Yang dimaksud Al Hakim adalah
- Pemilik kekuasaan yang menerapkan hukum untuk mengatur urusan kehidupan manusia seperti kepala negara yang menerapkan hukum untuk rakyatnya.
- Yang memiliki wewenang untuk menetapkan hukum atas perbuatan dan benda yang digunakan. Yang dimaksud dengan menetapkan hukum adalah menentukan posisi manusia di hadapan perbuatannya. Apakah ia harus mengerjakannya atau harus meninggalkannya atau boleh memilih antara mengerjakan dan meninggalkannya. Begitu pula menentukan hukum benda yang terkait dengan perbuatan manusia. Apakah boleh digunakan ataukah tidak, atau boleh memilih antara menggunakannya atau tidak menggunakannya. Makna kedua inilah yang dimaksud dalam tulisan ini.

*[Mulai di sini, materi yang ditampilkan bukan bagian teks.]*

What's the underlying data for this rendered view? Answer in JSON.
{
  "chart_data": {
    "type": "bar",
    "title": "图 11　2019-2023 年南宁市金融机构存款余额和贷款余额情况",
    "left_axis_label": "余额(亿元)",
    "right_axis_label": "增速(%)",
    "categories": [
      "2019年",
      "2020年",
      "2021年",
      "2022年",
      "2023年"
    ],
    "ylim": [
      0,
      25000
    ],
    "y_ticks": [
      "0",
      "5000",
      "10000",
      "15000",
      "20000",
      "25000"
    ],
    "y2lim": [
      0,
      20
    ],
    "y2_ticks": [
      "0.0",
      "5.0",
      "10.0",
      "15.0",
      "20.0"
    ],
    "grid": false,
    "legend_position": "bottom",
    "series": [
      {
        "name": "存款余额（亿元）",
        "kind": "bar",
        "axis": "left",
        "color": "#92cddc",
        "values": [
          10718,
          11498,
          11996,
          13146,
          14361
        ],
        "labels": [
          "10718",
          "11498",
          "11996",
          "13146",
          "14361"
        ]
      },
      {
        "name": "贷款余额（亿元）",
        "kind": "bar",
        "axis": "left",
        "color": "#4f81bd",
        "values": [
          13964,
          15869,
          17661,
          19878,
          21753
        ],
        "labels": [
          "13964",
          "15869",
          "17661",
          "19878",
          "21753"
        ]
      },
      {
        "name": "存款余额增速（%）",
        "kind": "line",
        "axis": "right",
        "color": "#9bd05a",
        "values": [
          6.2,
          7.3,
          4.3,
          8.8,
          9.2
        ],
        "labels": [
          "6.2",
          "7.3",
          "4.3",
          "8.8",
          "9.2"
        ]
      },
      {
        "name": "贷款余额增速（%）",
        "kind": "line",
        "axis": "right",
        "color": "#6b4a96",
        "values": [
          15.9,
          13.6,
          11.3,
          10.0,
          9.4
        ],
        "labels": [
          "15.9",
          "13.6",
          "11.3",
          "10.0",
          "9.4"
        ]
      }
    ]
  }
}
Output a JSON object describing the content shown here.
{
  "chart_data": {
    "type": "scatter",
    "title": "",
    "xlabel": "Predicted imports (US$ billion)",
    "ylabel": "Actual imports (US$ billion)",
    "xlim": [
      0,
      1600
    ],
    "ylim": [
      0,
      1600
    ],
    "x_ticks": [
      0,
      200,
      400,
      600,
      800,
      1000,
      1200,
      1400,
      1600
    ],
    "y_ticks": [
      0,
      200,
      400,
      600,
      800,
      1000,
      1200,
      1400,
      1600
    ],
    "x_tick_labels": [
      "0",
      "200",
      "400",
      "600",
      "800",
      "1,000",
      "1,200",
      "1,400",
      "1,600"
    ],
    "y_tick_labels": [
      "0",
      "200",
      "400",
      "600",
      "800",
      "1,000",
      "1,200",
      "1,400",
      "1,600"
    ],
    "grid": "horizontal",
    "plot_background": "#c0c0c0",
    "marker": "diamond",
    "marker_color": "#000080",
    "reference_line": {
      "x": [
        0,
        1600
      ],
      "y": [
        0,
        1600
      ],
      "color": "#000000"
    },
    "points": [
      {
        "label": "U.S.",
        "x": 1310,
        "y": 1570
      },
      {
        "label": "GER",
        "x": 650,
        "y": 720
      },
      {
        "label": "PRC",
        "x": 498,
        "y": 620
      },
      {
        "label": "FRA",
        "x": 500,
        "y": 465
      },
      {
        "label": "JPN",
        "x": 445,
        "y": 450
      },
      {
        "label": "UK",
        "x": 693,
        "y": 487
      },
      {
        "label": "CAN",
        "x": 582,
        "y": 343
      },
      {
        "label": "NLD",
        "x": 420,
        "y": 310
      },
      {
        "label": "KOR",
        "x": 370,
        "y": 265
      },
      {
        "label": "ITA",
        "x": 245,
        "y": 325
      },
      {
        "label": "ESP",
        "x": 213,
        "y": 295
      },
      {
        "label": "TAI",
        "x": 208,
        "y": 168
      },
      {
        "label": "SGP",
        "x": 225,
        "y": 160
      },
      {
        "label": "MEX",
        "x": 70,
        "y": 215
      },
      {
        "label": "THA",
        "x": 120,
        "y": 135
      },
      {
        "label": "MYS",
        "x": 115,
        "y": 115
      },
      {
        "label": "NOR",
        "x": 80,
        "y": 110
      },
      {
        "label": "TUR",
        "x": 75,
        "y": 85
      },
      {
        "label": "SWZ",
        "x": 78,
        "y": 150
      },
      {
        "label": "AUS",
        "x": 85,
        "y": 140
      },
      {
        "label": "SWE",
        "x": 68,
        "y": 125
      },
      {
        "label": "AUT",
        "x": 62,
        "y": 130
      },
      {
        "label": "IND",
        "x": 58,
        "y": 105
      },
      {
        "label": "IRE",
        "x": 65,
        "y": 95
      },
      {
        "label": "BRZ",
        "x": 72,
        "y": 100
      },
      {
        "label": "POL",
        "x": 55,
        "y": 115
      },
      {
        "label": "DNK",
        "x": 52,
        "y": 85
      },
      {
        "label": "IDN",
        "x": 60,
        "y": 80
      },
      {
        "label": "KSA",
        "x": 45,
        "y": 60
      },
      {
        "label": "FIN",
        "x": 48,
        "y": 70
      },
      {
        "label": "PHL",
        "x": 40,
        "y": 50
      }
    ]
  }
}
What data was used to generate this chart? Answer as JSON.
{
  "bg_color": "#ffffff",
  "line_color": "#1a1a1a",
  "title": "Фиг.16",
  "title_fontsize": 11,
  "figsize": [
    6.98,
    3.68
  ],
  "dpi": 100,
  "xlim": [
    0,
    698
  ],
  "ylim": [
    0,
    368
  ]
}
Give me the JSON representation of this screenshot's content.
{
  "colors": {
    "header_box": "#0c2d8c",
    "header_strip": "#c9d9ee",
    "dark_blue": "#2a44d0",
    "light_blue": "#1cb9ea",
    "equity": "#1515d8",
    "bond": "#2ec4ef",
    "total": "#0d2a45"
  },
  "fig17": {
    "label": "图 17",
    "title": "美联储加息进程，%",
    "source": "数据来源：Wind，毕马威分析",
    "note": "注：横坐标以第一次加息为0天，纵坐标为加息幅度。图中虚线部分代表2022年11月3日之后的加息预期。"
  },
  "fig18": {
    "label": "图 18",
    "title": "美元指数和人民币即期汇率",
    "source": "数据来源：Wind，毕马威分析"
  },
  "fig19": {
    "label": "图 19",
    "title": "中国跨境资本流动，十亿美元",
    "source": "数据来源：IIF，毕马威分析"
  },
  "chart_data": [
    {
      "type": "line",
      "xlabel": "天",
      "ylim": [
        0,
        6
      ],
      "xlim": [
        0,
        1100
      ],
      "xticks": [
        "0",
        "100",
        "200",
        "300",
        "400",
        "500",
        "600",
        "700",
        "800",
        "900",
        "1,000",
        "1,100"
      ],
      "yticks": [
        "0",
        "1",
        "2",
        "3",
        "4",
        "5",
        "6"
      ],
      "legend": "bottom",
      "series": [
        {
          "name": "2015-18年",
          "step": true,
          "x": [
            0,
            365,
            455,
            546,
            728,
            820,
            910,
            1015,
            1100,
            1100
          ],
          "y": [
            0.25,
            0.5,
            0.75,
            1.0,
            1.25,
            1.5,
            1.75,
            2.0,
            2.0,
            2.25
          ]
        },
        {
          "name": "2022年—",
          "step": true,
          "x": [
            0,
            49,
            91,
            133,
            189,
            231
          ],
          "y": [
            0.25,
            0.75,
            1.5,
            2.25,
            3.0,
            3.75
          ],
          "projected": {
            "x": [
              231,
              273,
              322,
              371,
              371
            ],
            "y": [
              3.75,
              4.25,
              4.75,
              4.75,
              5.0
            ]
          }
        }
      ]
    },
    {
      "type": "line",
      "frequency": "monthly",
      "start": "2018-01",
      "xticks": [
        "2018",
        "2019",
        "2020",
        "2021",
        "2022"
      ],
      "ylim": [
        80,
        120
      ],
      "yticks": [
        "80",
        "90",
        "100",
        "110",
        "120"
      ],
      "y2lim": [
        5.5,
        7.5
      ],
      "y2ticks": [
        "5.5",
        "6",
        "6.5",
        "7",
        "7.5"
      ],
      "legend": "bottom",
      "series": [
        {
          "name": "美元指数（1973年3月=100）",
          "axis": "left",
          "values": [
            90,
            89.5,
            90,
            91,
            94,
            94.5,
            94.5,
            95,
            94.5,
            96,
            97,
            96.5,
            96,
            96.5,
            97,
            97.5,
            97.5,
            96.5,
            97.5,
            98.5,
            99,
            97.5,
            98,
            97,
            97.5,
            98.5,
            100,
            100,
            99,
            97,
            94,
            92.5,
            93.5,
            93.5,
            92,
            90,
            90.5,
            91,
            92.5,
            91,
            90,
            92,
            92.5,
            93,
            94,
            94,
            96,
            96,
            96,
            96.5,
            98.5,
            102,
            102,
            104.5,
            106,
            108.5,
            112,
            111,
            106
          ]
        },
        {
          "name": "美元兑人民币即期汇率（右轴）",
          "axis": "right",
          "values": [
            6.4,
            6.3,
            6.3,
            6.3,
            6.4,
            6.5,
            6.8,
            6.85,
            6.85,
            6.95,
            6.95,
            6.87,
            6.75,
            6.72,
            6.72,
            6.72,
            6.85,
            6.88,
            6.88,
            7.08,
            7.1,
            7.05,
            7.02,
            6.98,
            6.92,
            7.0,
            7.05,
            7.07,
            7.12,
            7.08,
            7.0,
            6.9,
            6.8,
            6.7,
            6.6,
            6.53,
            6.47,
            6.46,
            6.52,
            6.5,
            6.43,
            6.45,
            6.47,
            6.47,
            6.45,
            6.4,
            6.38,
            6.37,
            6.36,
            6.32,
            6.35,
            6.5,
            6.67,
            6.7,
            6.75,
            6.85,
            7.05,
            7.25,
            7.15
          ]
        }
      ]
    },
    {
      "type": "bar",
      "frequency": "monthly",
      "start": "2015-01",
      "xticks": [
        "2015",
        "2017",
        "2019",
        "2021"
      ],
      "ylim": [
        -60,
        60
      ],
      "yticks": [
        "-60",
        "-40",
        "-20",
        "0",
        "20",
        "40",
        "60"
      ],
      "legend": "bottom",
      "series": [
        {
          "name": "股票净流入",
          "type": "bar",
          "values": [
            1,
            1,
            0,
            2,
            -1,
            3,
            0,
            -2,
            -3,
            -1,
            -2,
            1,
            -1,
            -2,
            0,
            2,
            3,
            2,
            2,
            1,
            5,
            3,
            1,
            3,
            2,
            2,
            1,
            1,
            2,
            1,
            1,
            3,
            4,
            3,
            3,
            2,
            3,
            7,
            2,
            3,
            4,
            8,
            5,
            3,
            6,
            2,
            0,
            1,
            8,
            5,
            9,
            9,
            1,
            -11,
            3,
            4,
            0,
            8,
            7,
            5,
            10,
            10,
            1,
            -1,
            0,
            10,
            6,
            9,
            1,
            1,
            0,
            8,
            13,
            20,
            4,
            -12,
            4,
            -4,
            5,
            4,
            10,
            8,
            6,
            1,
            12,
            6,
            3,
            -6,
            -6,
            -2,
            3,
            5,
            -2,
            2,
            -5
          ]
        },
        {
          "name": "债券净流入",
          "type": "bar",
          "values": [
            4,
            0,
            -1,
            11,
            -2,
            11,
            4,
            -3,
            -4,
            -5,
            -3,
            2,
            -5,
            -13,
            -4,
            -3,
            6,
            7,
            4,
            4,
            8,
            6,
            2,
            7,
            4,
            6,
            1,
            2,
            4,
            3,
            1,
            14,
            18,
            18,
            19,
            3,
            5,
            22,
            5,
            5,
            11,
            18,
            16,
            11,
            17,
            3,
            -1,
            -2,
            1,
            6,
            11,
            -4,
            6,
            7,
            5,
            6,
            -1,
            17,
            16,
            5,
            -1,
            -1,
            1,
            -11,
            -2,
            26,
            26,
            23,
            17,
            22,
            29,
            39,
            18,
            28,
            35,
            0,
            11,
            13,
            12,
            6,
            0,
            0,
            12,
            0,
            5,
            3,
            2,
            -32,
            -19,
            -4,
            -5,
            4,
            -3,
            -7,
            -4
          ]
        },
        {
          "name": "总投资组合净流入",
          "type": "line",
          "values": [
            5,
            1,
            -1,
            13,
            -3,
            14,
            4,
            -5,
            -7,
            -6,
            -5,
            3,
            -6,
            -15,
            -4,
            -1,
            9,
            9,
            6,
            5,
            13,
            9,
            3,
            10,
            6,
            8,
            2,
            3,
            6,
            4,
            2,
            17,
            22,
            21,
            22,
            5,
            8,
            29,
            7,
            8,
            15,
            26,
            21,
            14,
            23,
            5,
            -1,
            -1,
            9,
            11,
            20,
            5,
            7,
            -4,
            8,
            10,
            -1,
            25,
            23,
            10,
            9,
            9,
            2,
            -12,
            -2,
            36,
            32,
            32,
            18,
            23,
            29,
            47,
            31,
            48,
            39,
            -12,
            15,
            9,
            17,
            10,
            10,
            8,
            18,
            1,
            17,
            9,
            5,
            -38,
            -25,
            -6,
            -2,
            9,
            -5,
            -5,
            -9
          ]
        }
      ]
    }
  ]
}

Al Hakim (Pembuat Hukum) atas Perbuatan dan Benda
Sesungguhnya penentu hukum atas perbuatan dan benda, dari segi pujian dan celaan, adalah Allah Swt semata dan bukan manusia. Yakni berdasar pada hukum syara' bukan berdasarkan akal manusia. Tidak boleh menjadikan hukum bersumber pada pujian dan celaan yang bersandar pada kecenderungan manusia. Dalil atas hal ini terdapat secara aqli dan naqli.
Dalil Aqli
Bahwasanya hukum atas perbuatan dan benda dari segi hasan (terpuji) dan qabih (tercela) bisa dipandang dari 3 arah :
- Dari segi fakta perbuatan dan bendanya.
- Dari segi kesukaan dan kebencian, sesuai fitrah manusia
- Dari segi pujian dan celaan di dunia serta janji pahala dan ancaman siksa di akhirat kelak atas perbuatan dan pemanfaatan benda.
Untuk yang pertama dan kedua, pada dasarnya manusia dengan indera dan akalnya bisa menentukan hukum atas perbuatan dan benda. Oleh karena itu, akal bisa menentukan terpuji dan tercela atasnya.
Misal, rasa manis itu terpuji (karena disukai) dan rasa pahit itu tercela (karena dibenci). Kemudian ilmu dan kekayaan itu terpuji sedangkan kebodohan dan kefakiran itu tercela dan sebagainya.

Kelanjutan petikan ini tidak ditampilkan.